Our study results showed that endoscopic hemostasis using fcSEMS for hemobilia might be feasible for bridge therapy. Endoscopists are encouraged to consider endoscopic hemostasis with fcSEMS placed sufficiently deep to cover the affected area in these cases.

Hemobilia refers to bleeding originating from the bile duct and has various causes, such as iatrogenic injuries and malignancies. Historically, hemobilia has been mainly caused by trauma, as evidenced by Sandblom’s 1973 report, which highlighted that 38.6% of the 355 reviewed cases were traumatogenic causes, whereas 16.6% were iatrogenic causes 1 . However, with advances in medical procedures and the increase in hepatobiliary interventions, primary etiologies of hemobilia have shifted. In a 2001 case series by Green et al., 65% of 222 hemobilia cases had iatrogenic causes, with only 6% being traumatogenic 2 . Hemobilia may be fatal if not managed effectively and promptly. Management of hemobilia is a significant challenge and angiography with radiologic intervention has long been the gold standard for both diagnosis and treatment of hemobilia 2 3 4 5 . With the recent advent of biliary metal stents, the paradigm for management of hemobilia is shifting from angiographic embolization to endoscopic hemostasis because of its less invasive nature 5 6 . Recent studies have shown that endoscopic hemostasis using the tamponade effect of a fully-covered self-expandable metal stent (fcSEMS) is effective for post-endoscopic sphincterotomy (post-EST) bleeding 7 8 9 10 . In addition, fcSEMS is not limited to applications for post-EST bleeding but can also be used for hemostasis in cases of hemobilia, as described by several case reports 6 11 12 13 14 15 16 17 18 19 20 . In cases where invisible hemobilia from bile ducts leads to patient instability, endoscopists may employ “bridge therapy”—a temporary stabilizing measure to manage the patient’s condition until definitive angiographic or surgical treatment can be performed.
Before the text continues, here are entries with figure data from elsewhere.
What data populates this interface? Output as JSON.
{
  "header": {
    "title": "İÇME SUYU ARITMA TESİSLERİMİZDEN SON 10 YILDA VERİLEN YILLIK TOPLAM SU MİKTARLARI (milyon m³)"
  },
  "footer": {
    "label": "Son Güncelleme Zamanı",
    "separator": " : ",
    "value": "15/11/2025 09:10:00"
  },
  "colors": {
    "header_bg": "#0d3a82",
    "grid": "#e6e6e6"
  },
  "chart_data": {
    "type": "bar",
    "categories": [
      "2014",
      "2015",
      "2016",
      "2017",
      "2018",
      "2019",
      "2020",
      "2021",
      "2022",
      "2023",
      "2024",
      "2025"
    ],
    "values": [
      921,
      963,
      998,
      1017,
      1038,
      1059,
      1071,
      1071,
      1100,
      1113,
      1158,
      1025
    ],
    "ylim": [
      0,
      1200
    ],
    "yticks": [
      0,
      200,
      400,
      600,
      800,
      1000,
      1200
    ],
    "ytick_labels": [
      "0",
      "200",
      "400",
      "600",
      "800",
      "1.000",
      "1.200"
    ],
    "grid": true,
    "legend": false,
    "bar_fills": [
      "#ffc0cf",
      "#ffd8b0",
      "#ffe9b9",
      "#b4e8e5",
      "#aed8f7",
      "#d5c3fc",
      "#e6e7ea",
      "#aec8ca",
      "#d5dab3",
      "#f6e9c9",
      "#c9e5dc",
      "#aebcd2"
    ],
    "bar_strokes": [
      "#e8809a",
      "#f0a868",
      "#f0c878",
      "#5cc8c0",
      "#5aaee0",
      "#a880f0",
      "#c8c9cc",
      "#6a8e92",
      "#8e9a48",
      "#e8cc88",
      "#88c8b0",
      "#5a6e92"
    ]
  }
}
However, there is scant evidence showing that the effect of using endoscopic hemostasis, such as fcSEMS placement, as bridge therapy is sufficient for hemobilia, which is mainly caused by choledocholithiasis, the tumor itself, recurrent endoscopic procedures via bile ducts with ischemic damage, exposed intraductal small vessels, and other iatrogenic causes rather than EST. The aim of this retrospective cohort study was to investigate the feasibility of endoscopic hemostasis as a bridge therapy for hemobilia, in comparison with initial angiographic hemostatic methods.